Marathon man: Tonganoxie resident completes 2nd Boston Marathon
A marathon can be a nerve-racking experience even for the most experienced runner.
The preparation, the grueling 26.2 miles itself.
For Jack Angell, he most feared a bite from the flu bug— especially with the recent Boston Marathon.
After all, running is an investment.
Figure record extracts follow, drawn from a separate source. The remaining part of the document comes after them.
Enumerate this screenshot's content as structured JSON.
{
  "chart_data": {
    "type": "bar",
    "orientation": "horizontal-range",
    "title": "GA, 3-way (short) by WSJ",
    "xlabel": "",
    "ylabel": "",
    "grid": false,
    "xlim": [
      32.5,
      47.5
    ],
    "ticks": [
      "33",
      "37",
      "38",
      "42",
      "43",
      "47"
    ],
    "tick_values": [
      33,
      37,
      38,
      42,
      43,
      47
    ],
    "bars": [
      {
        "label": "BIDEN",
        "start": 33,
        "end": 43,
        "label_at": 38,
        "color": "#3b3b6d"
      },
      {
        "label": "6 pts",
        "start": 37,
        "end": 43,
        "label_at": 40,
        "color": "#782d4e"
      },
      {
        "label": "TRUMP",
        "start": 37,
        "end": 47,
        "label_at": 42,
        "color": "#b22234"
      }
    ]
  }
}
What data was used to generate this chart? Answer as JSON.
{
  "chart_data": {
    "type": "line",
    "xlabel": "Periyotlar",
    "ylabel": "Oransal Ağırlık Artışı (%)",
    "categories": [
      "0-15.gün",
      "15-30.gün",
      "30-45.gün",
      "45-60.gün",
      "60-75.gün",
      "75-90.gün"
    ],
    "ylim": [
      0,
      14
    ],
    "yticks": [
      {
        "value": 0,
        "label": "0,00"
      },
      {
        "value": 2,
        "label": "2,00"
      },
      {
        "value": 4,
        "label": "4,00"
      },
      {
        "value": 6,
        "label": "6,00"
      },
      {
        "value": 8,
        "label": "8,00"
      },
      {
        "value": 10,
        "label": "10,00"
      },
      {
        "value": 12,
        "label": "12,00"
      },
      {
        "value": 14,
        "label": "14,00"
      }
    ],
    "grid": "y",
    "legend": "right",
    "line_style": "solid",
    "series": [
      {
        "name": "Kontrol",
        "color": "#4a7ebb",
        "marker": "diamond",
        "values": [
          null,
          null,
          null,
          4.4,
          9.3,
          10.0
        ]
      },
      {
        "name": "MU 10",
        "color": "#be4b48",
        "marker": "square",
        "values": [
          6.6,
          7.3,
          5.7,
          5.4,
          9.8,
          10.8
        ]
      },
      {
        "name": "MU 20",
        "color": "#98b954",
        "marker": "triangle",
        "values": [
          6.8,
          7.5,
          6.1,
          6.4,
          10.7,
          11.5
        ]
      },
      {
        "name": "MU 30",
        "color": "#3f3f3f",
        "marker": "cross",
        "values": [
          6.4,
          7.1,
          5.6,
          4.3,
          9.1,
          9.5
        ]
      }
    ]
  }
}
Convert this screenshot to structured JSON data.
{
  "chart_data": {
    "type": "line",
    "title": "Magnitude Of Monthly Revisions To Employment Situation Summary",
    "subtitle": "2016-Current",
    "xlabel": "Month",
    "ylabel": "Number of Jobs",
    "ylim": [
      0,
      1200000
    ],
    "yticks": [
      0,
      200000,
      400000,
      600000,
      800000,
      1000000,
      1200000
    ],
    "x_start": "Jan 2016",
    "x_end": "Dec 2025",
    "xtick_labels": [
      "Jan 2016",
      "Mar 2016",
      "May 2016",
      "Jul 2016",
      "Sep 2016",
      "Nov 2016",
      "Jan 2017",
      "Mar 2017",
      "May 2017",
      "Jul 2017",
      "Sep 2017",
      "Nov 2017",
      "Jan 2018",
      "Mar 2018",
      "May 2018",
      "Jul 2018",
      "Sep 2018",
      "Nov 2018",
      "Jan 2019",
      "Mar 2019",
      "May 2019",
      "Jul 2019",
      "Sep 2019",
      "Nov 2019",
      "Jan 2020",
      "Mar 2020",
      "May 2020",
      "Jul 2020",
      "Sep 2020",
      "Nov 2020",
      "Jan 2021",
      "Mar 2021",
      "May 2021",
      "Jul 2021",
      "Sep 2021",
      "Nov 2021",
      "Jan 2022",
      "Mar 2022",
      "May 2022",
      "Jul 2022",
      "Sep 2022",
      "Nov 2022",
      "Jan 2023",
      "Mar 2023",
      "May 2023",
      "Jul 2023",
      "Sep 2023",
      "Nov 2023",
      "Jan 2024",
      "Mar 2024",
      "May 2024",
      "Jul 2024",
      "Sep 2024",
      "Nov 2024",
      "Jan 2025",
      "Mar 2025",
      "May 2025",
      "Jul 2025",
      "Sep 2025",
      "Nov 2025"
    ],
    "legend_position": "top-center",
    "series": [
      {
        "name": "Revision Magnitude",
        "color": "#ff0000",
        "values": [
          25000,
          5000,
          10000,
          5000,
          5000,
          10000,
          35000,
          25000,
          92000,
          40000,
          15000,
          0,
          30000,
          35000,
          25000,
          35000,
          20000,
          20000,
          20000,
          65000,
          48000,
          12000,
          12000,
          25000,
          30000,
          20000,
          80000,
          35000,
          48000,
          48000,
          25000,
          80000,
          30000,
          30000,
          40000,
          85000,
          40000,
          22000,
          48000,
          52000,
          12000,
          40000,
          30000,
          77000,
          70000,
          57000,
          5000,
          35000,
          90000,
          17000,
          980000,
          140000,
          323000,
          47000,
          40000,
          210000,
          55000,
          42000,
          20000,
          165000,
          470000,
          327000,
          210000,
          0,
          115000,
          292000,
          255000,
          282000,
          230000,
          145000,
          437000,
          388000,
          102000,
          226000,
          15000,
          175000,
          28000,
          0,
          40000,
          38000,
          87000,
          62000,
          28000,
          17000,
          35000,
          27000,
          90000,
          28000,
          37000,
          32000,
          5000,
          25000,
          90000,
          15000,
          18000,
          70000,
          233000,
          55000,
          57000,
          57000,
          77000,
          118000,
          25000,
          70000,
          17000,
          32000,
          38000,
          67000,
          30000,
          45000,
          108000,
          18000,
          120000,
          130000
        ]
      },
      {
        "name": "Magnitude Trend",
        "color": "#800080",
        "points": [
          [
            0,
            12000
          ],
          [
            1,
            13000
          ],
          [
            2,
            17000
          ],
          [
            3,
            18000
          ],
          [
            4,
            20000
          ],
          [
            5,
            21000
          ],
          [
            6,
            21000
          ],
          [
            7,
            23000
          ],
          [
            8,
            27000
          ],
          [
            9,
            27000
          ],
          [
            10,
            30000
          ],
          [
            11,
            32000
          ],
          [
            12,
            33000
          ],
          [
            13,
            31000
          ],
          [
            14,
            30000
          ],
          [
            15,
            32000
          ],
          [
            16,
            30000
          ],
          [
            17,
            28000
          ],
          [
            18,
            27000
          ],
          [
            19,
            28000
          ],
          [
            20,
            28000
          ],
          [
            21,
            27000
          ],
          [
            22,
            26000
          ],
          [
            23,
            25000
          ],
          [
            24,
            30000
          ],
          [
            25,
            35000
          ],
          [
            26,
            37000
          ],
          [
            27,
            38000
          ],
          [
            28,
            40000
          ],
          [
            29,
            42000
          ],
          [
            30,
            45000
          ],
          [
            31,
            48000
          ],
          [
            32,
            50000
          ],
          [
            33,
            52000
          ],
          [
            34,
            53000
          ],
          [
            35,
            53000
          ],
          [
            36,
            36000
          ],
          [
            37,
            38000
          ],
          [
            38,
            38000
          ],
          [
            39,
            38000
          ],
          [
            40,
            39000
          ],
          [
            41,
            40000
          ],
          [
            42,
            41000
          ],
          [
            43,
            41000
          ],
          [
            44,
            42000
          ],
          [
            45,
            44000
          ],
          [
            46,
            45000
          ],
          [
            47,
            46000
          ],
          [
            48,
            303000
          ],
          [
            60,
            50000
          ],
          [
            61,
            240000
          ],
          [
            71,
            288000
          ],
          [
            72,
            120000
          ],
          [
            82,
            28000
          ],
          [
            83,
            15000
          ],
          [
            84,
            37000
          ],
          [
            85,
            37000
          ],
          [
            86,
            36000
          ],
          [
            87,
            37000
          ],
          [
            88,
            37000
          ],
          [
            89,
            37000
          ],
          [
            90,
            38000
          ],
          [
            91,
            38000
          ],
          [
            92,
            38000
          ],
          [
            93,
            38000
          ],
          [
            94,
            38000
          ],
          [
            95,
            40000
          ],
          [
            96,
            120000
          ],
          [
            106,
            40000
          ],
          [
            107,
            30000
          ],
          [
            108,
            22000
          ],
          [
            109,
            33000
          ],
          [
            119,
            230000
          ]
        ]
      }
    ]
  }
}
The travel, the lodging and the registration in the marathon itself.
And, despite the cruddy weather April 16 in Massachusetts — rain, sleet and all — Angell was able to complete the Boston Marathon.
In fact, he finished with a better time this year as opposed to last year when the weather was perfect.
“I was 15 minutes faster than last year, but I was still pretty slow all around,” Angell said with a laugh.
He finished the marathon in 3 hours, 52 minutes.
“Just under four hours,” he said. “Which is what I wanted last year, but it didn’t work out that way.”
This is Angell’s 10th official marathon — an 11th was unofficial, as he ran to Kansas Speedway and back with wife, Christy, parking at designated spots along the highway with water.
He’s competed in marathons in Kansas City, Wichita, Omaha, Neb., and Des Moines, Iowa.
Though he’s proud to compete in the Boston Marathon, he said his biggest achievement was completing the I-35 Challenge by running in the Kansas City Marathon and then the Des Moines Marathon about a week later. It can be tough to recover that quickly, but Angell was able to do both.
Back in Boston
Angell said he wished he had more time during the Boston trip to explore that city. His two visits there have been all about running. About 35,000 people participate — including one entry, Loren Zitomersky, who ran backwards in an attempt to break a Guiness World Record. He finished the race, but missed the record by about two hours.
Angell said all runners are bused from a park near the finish line to a school about 3/4 of a mile from the starting line. Runners start the race in “waves,” as about 8,000 runners move into position for each wave. Angell wasn’t in the top group, but his color-coded number card wasn’t too far behind the top group.
His number card was red, which matched his shirt. Angell was sure to wear a Tonganoxie shirt both years. He heard words of encouragement along the way and — believe it or not — proper pronunciation of “Tonganoxie” on most occasions.
Ready to run
Angell, who will turn 47 in June, said he wished he would have gotten into running earlier in life. Cross country didn’t interest him in high school, but now he wishes it would have. Daughters Samantha and Sydney are on the Tonganoxie High School cross country squad, so sometimes Jack the avid runner turns into Dad the avid cross country supporter.
Angell said he started running in local 5Ks a few years ago. However, he didn’t like his times, nor did he enjoy being passed by many people.
He started running more and more while reading inspiring books about running in the process.
“I lost a lot of weight,” he said. “I think my age worked against me. When I was younger, I wouldn’t be quite as achy.
“You get used to it.”
In 2013, he logged right at 2,000 miles. In 2014, he ran a bit more than 2,000 miles. In 2015, that number jumped to 3,000 and then in 2016, the number ballooned to 5,000 miles for the year — that averaged out to about a half-marathon everyday, Angell said.
Whenever the weather gets cruddy, Angell heads for the treadmill inside his house. With the last few months as they were, Angell was hitting the treadmill often.
He said that might have not been the best way to prepare for Boston this year with its inclement weather on race day, but it all worked out.
His family was there to cheer him on in Boston, something that Angell cherished.
“Christy and the girls have been really patient on this,” Angell said. “I’ve had to dedicate a lot of time to get ready for them (marathons). Travel and stuff.”
Wherever the marathon, they likely will continue to be on the sideline cheering him on in future endeavors.
As for the Boston Marathon and it’s start in the countryside to the eventual finish line in the heart of the city, Angell was quick to point out his favorite part of the 26.2-mile journey.
“The last mile was my favorite because you’re running in town,” he said with a smile.